Was Antoni Liberas spätes Romandebüt "Madame" auszeichnet, sind weniger diese etwas abgegriffenen Szenen aus dem Fundus begrenzter Möglichkeiten und Klischees, die eine Oberschüler-Lehrerinnen-Romanze, zumal wenn es sich bei der Lehrerin um eine Französischlehrerin handelt, mit sich bringt. Was die Stärke des Buches ausmacht, ist sein Schauplatz, das Warschau der sechziger Jahre, sein intellektuelles und politisches Klima, in das Libera den Leser bis in die letzten Einzelheiten hinein zu versetzen vermag. Es geht um jene Jahre des "Tauwetters" nach Stalins Tod, als die kommunistische Ideologie in Alltagskultur und Bildungssystem, Kunst und Historiographie selbstverständlich zu werden beginnt, eine Zeit, die heute immer noch spontan mit dem polnischen Adjektiv "szary", das heißt grau, eintönig, gleichgesetzt wird. Und in der man entgegen der offiziellen Losung "nicht die Illusion hegte, daß man Geschichte schuf".

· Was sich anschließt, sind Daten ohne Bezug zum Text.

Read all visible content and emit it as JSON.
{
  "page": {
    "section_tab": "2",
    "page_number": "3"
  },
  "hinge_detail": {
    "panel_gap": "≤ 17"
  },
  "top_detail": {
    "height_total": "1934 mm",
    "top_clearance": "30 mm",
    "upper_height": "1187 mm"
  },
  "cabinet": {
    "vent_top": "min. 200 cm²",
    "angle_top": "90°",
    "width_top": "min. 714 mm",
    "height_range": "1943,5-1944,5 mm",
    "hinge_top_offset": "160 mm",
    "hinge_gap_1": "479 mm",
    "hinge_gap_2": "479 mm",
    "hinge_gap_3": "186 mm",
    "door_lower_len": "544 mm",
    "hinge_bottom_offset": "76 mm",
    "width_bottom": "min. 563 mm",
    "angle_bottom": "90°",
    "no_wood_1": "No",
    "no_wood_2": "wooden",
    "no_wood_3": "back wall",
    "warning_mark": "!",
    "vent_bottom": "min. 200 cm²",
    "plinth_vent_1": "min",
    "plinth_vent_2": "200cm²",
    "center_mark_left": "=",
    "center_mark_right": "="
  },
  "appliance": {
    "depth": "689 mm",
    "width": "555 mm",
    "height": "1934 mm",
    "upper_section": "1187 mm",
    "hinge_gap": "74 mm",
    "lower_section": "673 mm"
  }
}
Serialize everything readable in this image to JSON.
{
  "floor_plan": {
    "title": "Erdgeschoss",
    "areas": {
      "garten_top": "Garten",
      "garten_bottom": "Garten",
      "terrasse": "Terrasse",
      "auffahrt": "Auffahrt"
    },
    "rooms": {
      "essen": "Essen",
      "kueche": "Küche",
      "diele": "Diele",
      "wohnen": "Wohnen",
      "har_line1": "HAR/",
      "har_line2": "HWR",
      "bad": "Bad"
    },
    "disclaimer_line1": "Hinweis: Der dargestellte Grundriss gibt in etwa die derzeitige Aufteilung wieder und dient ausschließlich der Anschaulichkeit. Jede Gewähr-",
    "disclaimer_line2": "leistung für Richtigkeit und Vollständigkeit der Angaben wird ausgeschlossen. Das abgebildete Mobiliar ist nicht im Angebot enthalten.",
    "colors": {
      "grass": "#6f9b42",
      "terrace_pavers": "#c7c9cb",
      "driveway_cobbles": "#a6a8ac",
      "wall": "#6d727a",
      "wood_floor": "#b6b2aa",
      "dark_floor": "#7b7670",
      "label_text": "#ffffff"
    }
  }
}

Was sich jedoch unter dieser grauen Oberfläche im Leben des einzelnen wie in bestimmten familiären oder intellektuellen Zusammenhängen abspielte, war weitaus reicher an Nuancen. Hier konnten kleine Entscheidungen existentielle Folgen zeitigen und Zufälle wie das Verpassen eines Zuges - die frühen Filme von Kieslowski führen das drastisch vor Augen - manchmal ganze Biographien verändern.
Vor diesem Hintergrund wird Liberas Rückgriff auf das klassische Genre Bildungsroman als Erzählform nachvollziehbar. Das Hineinwachsen eines jungen Mannes in die Welt der Poesie und der Gedanken, nachlesbar nicht nur in der Fülle zitierter klassischer Literatur, insonderheit Shakespeare, Racine und Goethe, sondern auch in vollständig abgedruckten Schulaufsätzen und Gesprächen, ermöglicht die biographische Wiederaneignung jener grauen Jahre.
Zudem beleuchtet der Ich-Erzähler verschiedene für das kommunistische Polen signifikante Schlüsselerlebnisse: Das Bergwandern durch die Tatra "auf Leninscher Trasse" in organisierten Touristengruppen oder die Enttäuschung, als sein schauspielerisches Talent beim Schulfest mit einer DDR-Uhr der Marke "Ruhla" preisgekrönt wird, die er anschließend auf den Straßenbahnschienen im Zentrum von Warschau "hinrichtet". Unentbehrlich und allgegenwärtig ist auch die bekannte Stimme eines Sprechers von Radio Freies Europa. Das permanente Rauschen, das Getöse miteinander im Krieg befindlicher Radiowellen in der Wohnung seiner Eltern raubt ihm die Ruhe, ermöglicht es aber auch, nach nächtlichen Streifzügen unbemerkt in die Wohnung zu gelangen.
Libera macht seine Leser mit den Interieurs staatlicher Büros und der Launenhaftigkeit des dort beschäftigten weiblichen Personals vertraut, er erzählt von einem Romanisten, der eine Tagung in Tours dazu nutzt, russischen Kaviar gegen große Mengen Bic-Kugelschreiberminen einzutauschen, die zu Hause ein ansehnliches Vermögen bringen. Doch "Madame" schreibt noch eine andere Geschichte, die vor Augen führt, warum die Rückaneignung der grauen Jahre, trotz aller Klischees, die diese Konstellation mit sich bringen mag, sich nur durch die Figur einer Französischlehrerin und nicht etwa einer Deutsch- oder gar einer Russischlehrerin in Gang bringen läßt. Denn Frankreich und das Französische besetzen seit der großen Emigration im neunzehnten Jahrhundert, als Paris zum "anderen Ort" des freien Polen wurde, im polnischen Imaginären einen bestimmten Platz. Mickiewiczs Vorlesungen am Collège de France sind dessen Symbol. Das vermochte auch und gerade der Kommunismus nicht zu verändern. Im Gegenteil, nicht nur spielten französische Sprache, Literatur und Philosophie im intellektuellen Untergrund eine herausragende Rolle, auch die einschlägigen Exilzeitschriften jener Jahre wurden in Paris verlegt.
Liberas Roman schreibt die französisch-polnische Übertragung als Liebesroman fort. In seinen Dialogen und komplizierten Gedanken trägt er manchmal sogar Züge eines Rohmer-Films oder eben auch eines, französisch inspirierten, späten Kieslowski.
Antoni Libera: "Madame". Roman. Aus dem Polnischen übersetzt von Karin Wolff. Deutscher Taschenbuch Verlag, München 2000. 494 S., br., 34,- DM.